Though chartered in 1994, the European University only began teaching its Ph.D. and Master's program in 1996, and up until now study was only available for Russians and taught in their mother tongue.

The EUSP offers students courses in five departments: political science and sociology, ethnology, history, economics and finance, and history of the arts, which cooperates with the State Hermitage Museum.

According to Kharkhordin, who completed his Ph.D. in political science at the University of Berkeley in California, "the general purpose of the EUSP is to give bright minds an opportunity to read books and write essays without the need to work in kiosks."

The EUSP's one-year Master's program, which costs $6,000, shows a coming of age for the social sciences in Russia, as until now the flow of students - like Kharkhordin for example - was decidedly from East to West.

These young Russians, such as the professors teaching at the EUSP, have become a sort of hybrid scholar. Equipped with insight into the country and Western analytical skills, they have the potential to revolutionize the field of Russian studies .

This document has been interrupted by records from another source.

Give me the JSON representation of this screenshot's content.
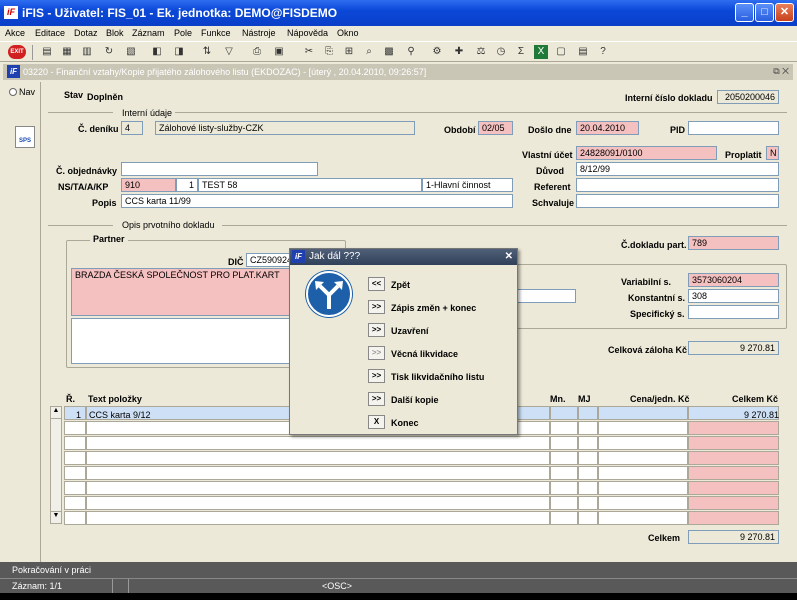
{
  "window": {
    "title": "iFIS - Uživatel: FIS_01 - Ek. jednotka: DEMO@FISDEMO",
    "min": "_",
    "max": "□",
    "close": "✕",
    "logo": "iF"
  },
  "menu": [
    "Akce",
    "Editace",
    "Dotaz",
    "Blok",
    "Záznam",
    "Pole",
    "Funkce",
    "Nástroje",
    "Nápověda",
    "Okno"
  ],
  "toolbar": {
    "exit": "EXIT"
  },
  "doc": {
    "title": "03220 - Finanční vztahy/Kopie přijatého zálohového listu (EKDOZAC) - [úterý , 20.04.2010, 09:26:57]",
    "controls": "⧉ ✕"
  },
  "left": {
    "nav": "Nav",
    "sps": "SPS"
  },
  "header": {
    "stav_label": "Stav",
    "stav_value": "Doplněn",
    "interni_cislo_label": "Interní číslo dokladu",
    "interni_cislo_value": "2050200046"
  },
  "interni": {
    "section": "Interní údaje",
    "cdeniku_label": "Č. deníku",
    "cdeniku_value": "4",
    "cdeniku_name": "Zálohové listy-služby-CZK",
    "obdobi_label": "Období",
    "obdobi_value": "02/05",
    "doslo_label": "Došlo dne",
    "doslo_value": "20.04.2010",
    "pid_label": "PID",
    "pid_value": "",
    "vlastni_ucet_label": "Vlastní účet",
    "vlastni_ucet_value": "24828091/0100",
    "proplatit_label": "Proplatit",
    "proplatit_value": "N",
    "objednavky_label": "Č. objednávky",
    "objednavky_value": "",
    "duvod_label": "Důvod",
    "duvod_value": "8/12/99",
    "ns_label": "NS/TA/A/KP",
    "ns_value": "910",
    "ta_value": "1",
    "a_value": "TEST 58",
    "kp_value": "1-Hlavní činnost",
    "referent_label": "Referent",
    "referent_value": "",
    "popis_label": "Popis",
    "popis_value": "CCS karta 11/99",
    "schvaluje_label": "Schvaluje",
    "schvaluje_value": ""
  },
  "prvotni": {
    "section": "Opis prvotního dokladu",
    "partner_label": "Partner",
    "dic_label": "DIČ",
    "dic_value": "CZ590924",
    "partner_name": "BRAZDA ČESKÁ SPOLEČNOST PRO PLAT.KART",
    "cdokladu_label": "Č.dokladu part.",
    "cdokladu_value": "789",
    "variabilni_label": "Variabilní s.",
    "variabilni_value": "3573060204",
    "konstantni_label": "Konstantní s.",
    "konstantni_value": "308",
    "specificky_label": "Specifický s.",
    "specificky_value": "",
    "celkova_label": "Celková záloha Kč",
    "celkova_value": "9 270.81"
  },
  "table": {
    "headers": {
      "r": "Ř.",
      "text": "Text položky",
      "mn": "Mn.",
      "mj": "MJ",
      "cena": "Cena/jedn. Kč",
      "celkem": "Celkem Kč"
    },
    "rows": [
      {
        "r": "1",
        "text": "CCS karta 9/12",
        "celkem": "9 270.81"
      }
    ],
    "celkem_label": "Celkem",
    "celkem_value": "9 270.81"
  },
  "dialog": {
    "title": "Jak dál ???",
    "close": "✕",
    "options": [
      {
        "btn": "<<",
        "label": "Zpět"
      },
      {
        "btn": ">>",
        "label": "Zápis změn + konec"
      },
      {
        "btn": ">>",
        "label": "Uzavření"
      },
      {
        "btn": ">>",
        "label": "Věcná likvidace"
      },
      {
        "btn": ">>",
        "label": "Tisk likvidačního listu"
      },
      {
        "btn": ">>",
        "label": "Další kopie"
      },
      {
        "btn": "X",
        "label": "Konec"
      }
    ]
  },
  "status": {
    "line1": "Pokračování v práci",
    "line2": "Záznam: 1/1",
    "osc": "<OSC>"
  }
}
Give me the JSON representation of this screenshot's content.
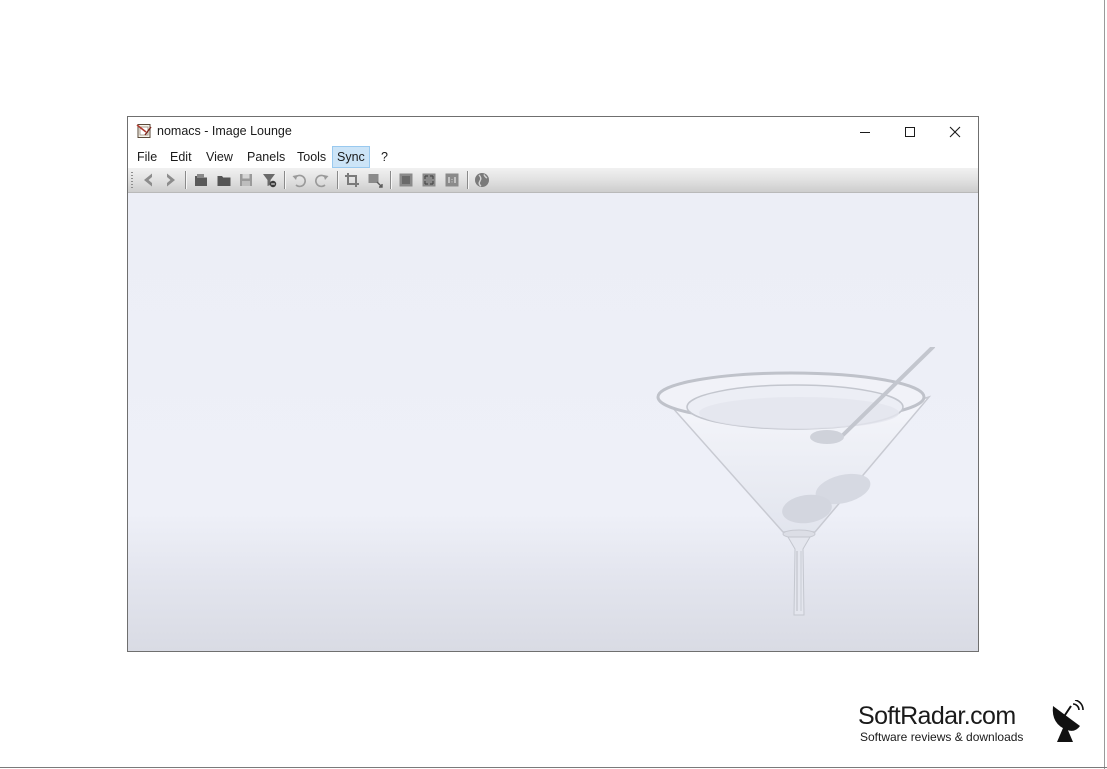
{
  "window": {
    "title": "nomacs - Image Lounge",
    "icon": "nomacs-app-icon",
    "controls": [
      "minimize-icon",
      "maximize-icon",
      "close-icon"
    ]
  },
  "menu": {
    "items": [
      {
        "label": "File"
      },
      {
        "label": "Edit"
      },
      {
        "label": "View"
      },
      {
        "label": "Panels"
      },
      {
        "label": "Tools"
      },
      {
        "label": "Sync",
        "active": true
      },
      {
        "label": "?"
      }
    ]
  },
  "toolbar": {
    "buttons": [
      "previous-icon",
      "next-icon",
      "open-file-icon",
      "open-folder-icon",
      "save-icon",
      "filter-icon",
      "rotate-left-icon",
      "rotate-right-icon",
      "crop-icon",
      "resize-icon",
      "fullscreen-icon",
      "fit-window-icon",
      "actual-size-icon",
      "web-icon"
    ]
  },
  "branding": {
    "name": "SoftRadar.com",
    "tagline": "Software reviews & downloads",
    "icon": "satellite-dish-icon"
  },
  "colors": {
    "menu_active_bg": "#cce4f7",
    "menu_active_border": "#99c9ef",
    "viewport_bg": "#eceef6"
  }
}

On the student side, the opening of the university's doors to foreigners from the West holds great promise for the field of Russian studies. "With the European University's program, we can live in Russia and study with many top-rate Russian-area specialists, something that you do not find in any other single university in the world" said Jane Zavisca, a Berkeley University Ph.D. student who is studying in the EUSP MA program in Russian Studies.